India's largest bike maker by sales Hero Honda Motors slumped 7.27% on reports the Hero Group has agreed to increase royalty payments made to Japanese automaker Honda Motor Co. to 8% of overall annual sales in return for a technology makeover and a stake sale. It was the top loser form the Sensex pack.

Hero Honda Motors would reportedly make the increased payments until 2014, when the present technology sharing agreement will lapse and be renegotiated. Negotiations are at an advanced stage and a final decision will be made in the next few days, reports suggest.

Other auto stocks saw mixed trend. India's top small car maker by sales Maruti Suzuki India fell 0.35% reversing initial gains. Total sales rose 28.20% to 1.12 lakh vehicles in November 2010 over November 2009. The figures were announced during trading hours on Wednesday, 1 December 2010.

India's largest truck maker by sales Tata Motors rose 2.5%, extending Wednesday's 4.13% jump. The company's total vehicle sales rose 1% to 54,622 units in November 2010 over November 2009. The figures were announced during market hours on Wednesday, 1 December 2010.

India's largest tractor and utility vehicles maker Mahindra & Mahindra (M&M) fell 1.45%. The stock had jumped 4.53% on Wednesday, 1 December 2010, boosted by strong sales in November 2010.

Bajaj Auto fell 0.23%, reversing initial gains. The company's total sales rose 8% to 2,99,231 units in November 2010 over November 2009. The figures were announced during trading hours today, 2 December 2010.

India's largest engineering and construction firm by sales Larsen & Toubro fell 0.86%. The company said during market hours today it has won Rs 415-crore order for thermal power plant construction.

Sugar shares rose on reports the government will take a decision on permitting regular exports of sugar towards the end of December 2010 following an assessment of total production of the sweetener in the 2010-11 crop year. Dhampur Sugars, Shree Renuka Sugars, Bajaj Hindusthan and Balrampur Chini rose by between 0.94% to 3.79%.

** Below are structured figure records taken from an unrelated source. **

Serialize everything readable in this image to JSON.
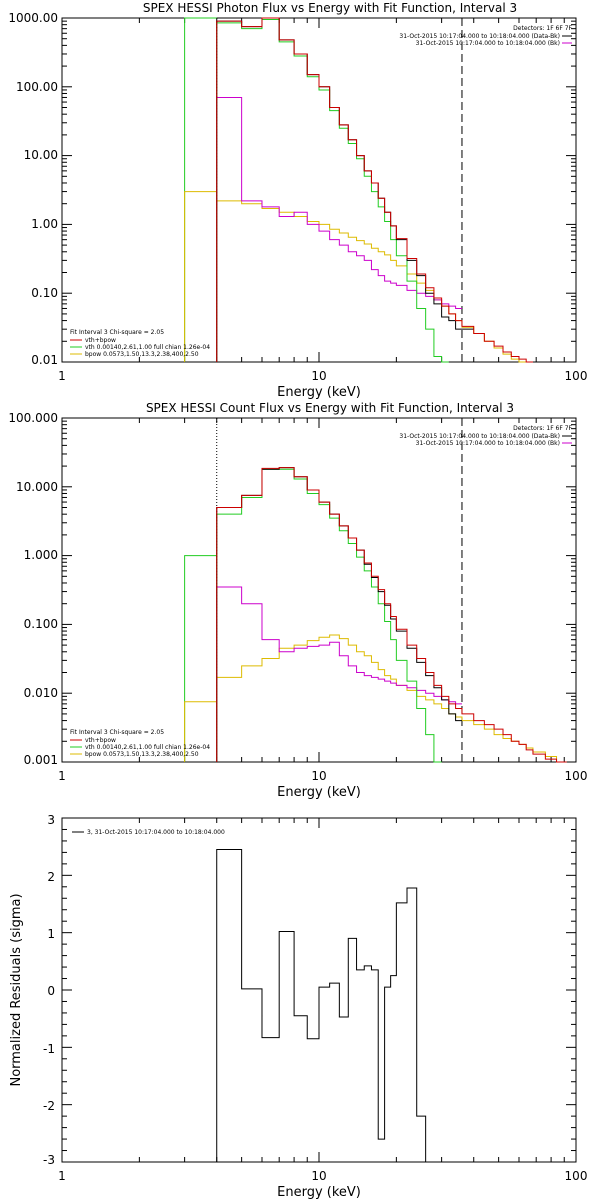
{
  "colors": {
    "total": "#000000",
    "fit_sum": "#cc0000",
    "vth": "#22cc22",
    "bpow": "#ddbb00",
    "magenta": "#cc00cc"
  },
  "chart_data": [
    {
      "type": "line",
      "title": "SPEX HESSI Photon Flux vs Energy with Fit Function, Interval 3",
      "xlabel": "Energy (keV)",
      "ylabel": "",
      "xscale": "log",
      "yscale": "log",
      "xlim": [
        1,
        100
      ],
      "ylim": [
        0.01,
        1000
      ],
      "xtick_labels": [
        "1",
        "10",
        "100"
      ],
      "ytick_labels": [
        "1000.00",
        "100.00",
        "10.00",
        "1.00",
        "0.10",
        "0.01"
      ],
      "legend_top_right": [
        "Detectors: 1F 6F 7F",
        "31-Oct-2015 10:17:04.000 to 10:18:04.000 (Data-Bk)",
        "31-Oct-2015 10:17:04.000 to 10:18:04.000 (Bk)"
      ],
      "legend_bottom_left": [
        "Fit Interval 3   Chi-square = 2.05",
        "vth+bpow",
        "vth 0.00140,2.61,1.00  full chian 1.26e-04",
        "bpow 0.0573,1.50,13.3,2.38,400,2.50"
      ],
      "vlines": [
        4,
        36
      ],
      "edges": [
        4,
        5,
        6,
        7,
        8,
        9,
        10,
        11,
        12,
        13,
        14,
        15,
        16,
        17,
        18,
        19,
        20,
        22,
        24,
        26,
        28,
        30,
        32,
        34,
        36,
        40,
        44,
        48,
        52,
        56,
        60,
        64,
        68
      ],
      "series": [
        {
          "key": "total",
          "values": [
            900,
            750,
            1000,
            480,
            300,
            150,
            100,
            50,
            28,
            17,
            10,
            6,
            4,
            2.4,
            1.5,
            0.95,
            0.6,
            0.3,
            0.18,
            0.1,
            0.07,
            0.045,
            0.04,
            0.03,
            0.03
          ]
        },
        {
          "key": "fit_sum",
          "values": [
            900,
            750,
            1000,
            480,
            300,
            150,
            100,
            50,
            28,
            17,
            10,
            6,
            4,
            2.4,
            1.5,
            0.95,
            0.62,
            0.32,
            0.19,
            0.12,
            0.085,
            0.065,
            0.05,
            0.04,
            0.033,
            0.026,
            0.02,
            0.017,
            0.014,
            0.012,
            0.011,
            0.01
          ]
        },
        {
          "key": "vth",
          "values": [
            850,
            700,
            950,
            450,
            280,
            140,
            90,
            45,
            25,
            15,
            9,
            5,
            3,
            1.8,
            1.1,
            0.6,
            0.35,
            0.15,
            0.06,
            0.03,
            0.012,
            0.005
          ]
        },
        {
          "key": "bpow",
          "values": [
            2.2,
            2.0,
            1.7,
            1.5,
            1.3,
            1.1,
            1.0,
            0.85,
            0.75,
            0.65,
            0.58,
            0.52,
            0.45,
            0.4,
            0.36,
            0.3,
            0.25,
            0.19,
            0.14,
            0.11,
            0.08,
            0.065,
            0.05,
            0.04,
            0.032,
            0.026,
            0.02,
            0.016,
            0.013,
            0.011,
            0.01,
            0.009
          ]
        },
        {
          "key": "magenta",
          "values": [
            70,
            2.2,
            1.8,
            1.3,
            1.5,
            1.0,
            0.8,
            0.6,
            0.5,
            0.4,
            0.35,
            0.3,
            0.22,
            0.18,
            0.15,
            0.14,
            0.13,
            0.11,
            0.1,
            0.09,
            0.08,
            0.07,
            0.065,
            0.06
          ]
        }
      ],
      "pre_steps": [
        {
          "key": "vth",
          "from": 3,
          "to": 4,
          "value": 1000
        },
        {
          "key": "bpow",
          "from": 3,
          "to": 4,
          "value": 3
        }
      ]
    },
    {
      "type": "line",
      "title": "SPEX HESSI Count Flux vs Energy with Fit Function, Interval 3",
      "xlabel": "Energy (keV)",
      "ylabel": "",
      "xscale": "log",
      "yscale": "log",
      "xlim": [
        1,
        100
      ],
      "ylim": [
        0.001,
        100
      ],
      "xtick_labels": [
        "1",
        "10",
        "100"
      ],
      "ytick_labels": [
        "100.000",
        "10.000",
        "1.000",
        "0.100",
        "0.010",
        "0.001"
      ],
      "legend_top_right": [
        "Detectors: 1F 6F 7F",
        "31-Oct-2015 10:17:04.000 to 10:18:04.000 (Data-Bk)",
        "31-Oct-2015 10:17:04.000 to 10:18:04.000 (Bk)"
      ],
      "legend_bottom_left": [
        "Fit Interval 3   Chi-square = 2.05",
        "vth+bpow",
        "vth 0.00140,2.61,1.00  full chian 1.26e-04",
        "bpow 0.0573,1.50,13.3,2.38,400,2.50"
      ],
      "vlines": [
        4,
        36
      ],
      "edges": [
        4,
        5,
        6,
        7,
        8,
        9,
        10,
        11,
        12,
        13,
        14,
        15,
        16,
        17,
        18,
        19,
        20,
        22,
        24,
        26,
        28,
        30,
        32,
        34,
        36,
        40,
        44,
        48,
        52,
        56,
        60,
        64,
        68,
        76,
        84,
        92
      ],
      "series": [
        {
          "key": "total",
          "values": [
            5,
            7.5,
            18,
            19,
            14,
            9,
            6,
            4,
            2.7,
            1.8,
            1.2,
            0.75,
            0.48,
            0.3,
            0.19,
            0.12,
            0.08,
            0.045,
            0.028,
            0.018,
            0.012,
            0.008,
            0.005,
            0.004
          ]
        },
        {
          "key": "fit_sum",
          "values": [
            5,
            7.5,
            18.5,
            19,
            14,
            9,
            6,
            4,
            2.7,
            1.8,
            1.2,
            0.78,
            0.5,
            0.32,
            0.2,
            0.13,
            0.085,
            0.05,
            0.032,
            0.02,
            0.013,
            0.009,
            0.007,
            0.006,
            0.005,
            0.004,
            0.0035,
            0.003,
            0.0025,
            0.002,
            0.0018,
            0.0015,
            0.0013,
            0.0011,
            0.001
          ]
        },
        {
          "key": "vth",
          "values": [
            4,
            7,
            18,
            18,
            13,
            8,
            5.5,
            3.5,
            2.3,
            1.5,
            0.95,
            0.6,
            0.35,
            0.2,
            0.11,
            0.06,
            0.03,
            0.015,
            0.006,
            0.0025,
            0.001
          ]
        },
        {
          "key": "bpow",
          "values": [
            0.017,
            0.025,
            0.032,
            0.045,
            0.05,
            0.058,
            0.065,
            0.07,
            0.062,
            0.05,
            0.04,
            0.035,
            0.028,
            0.022,
            0.018,
            0.016,
            0.013,
            0.011,
            0.009,
            0.008,
            0.007,
            0.006,
            0.005,
            0.0045,
            0.004,
            0.0035,
            0.003,
            0.0025,
            0.0022,
            0.002,
            0.0018,
            0.0016,
            0.0014,
            0.0012,
            0.001
          ]
        },
        {
          "key": "magenta",
          "values": [
            0.35,
            0.2,
            0.06,
            0.04,
            0.045,
            0.048,
            0.05,
            0.055,
            0.035,
            0.025,
            0.02,
            0.018,
            0.017,
            0.016,
            0.015,
            0.014,
            0.013,
            0.012,
            0.011,
            0.01,
            0.009,
            0.008,
            0.0075,
            0.007
          ]
        }
      ],
      "pre_steps": [
        {
          "key": "vth",
          "from": 3,
          "to": 4,
          "value": 1
        },
        {
          "key": "bpow",
          "from": 3,
          "to": 4,
          "value": 0.0075
        }
      ]
    },
    {
      "type": "line",
      "title": "",
      "xlabel": "Energy (keV)",
      "ylabel": "Normalized Residuals (sigma)",
      "xscale": "log",
      "yscale": "linear",
      "xlim": [
        1,
        100
      ],
      "ylim": [
        -3,
        3
      ],
      "xtick_labels": [
        "1",
        "10",
        "100"
      ],
      "ytick_labels": [
        "3",
        "2",
        "1",
        "0",
        "-1",
        "-2",
        "-3"
      ],
      "legend_top_left": [
        "3, 31-Oct-2015 10:17:04.000 to 10:18:04.000"
      ],
      "edges": [
        4,
        5,
        6,
        7,
        8,
        9,
        10,
        11,
        12,
        13,
        14,
        15,
        16,
        17,
        18,
        19,
        20,
        22,
        24,
        26,
        28,
        30,
        32,
        34,
        36
      ],
      "series": [
        {
          "key": "total",
          "values": [
            2.45,
            0.02,
            -0.83,
            1.02,
            -0.45,
            -0.85,
            0.05,
            0.12,
            -0.47,
            0.9,
            0.35,
            0.42,
            0.35,
            -2.6,
            0.05,
            0.25,
            1.52,
            1.78,
            -2.2,
            -3.0
          ]
        }
      ]
    }
  ]
}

Karuturi Global clocked highest volume of 2.4 crore shares on BSE. Cals Refineries (2.07 crore shares), Birla Power Solutions (1.7 crore shares), Resurgence Mines (1.46 crore shares) and Sanraa Media (1.13 crore shares) were the other volume toppers in that order.

State Bank of India clocked the highest turnover of Rs 217.58 crore on BSE. Tata Motors (132.86 crore), Power Grid Corporation of India (Rs 97.75 crore), LIC Housing Finance (Rs 84.09 crore) and ABG Shipyard (Rs 83.80 crore) were the other turnover toppers in that order.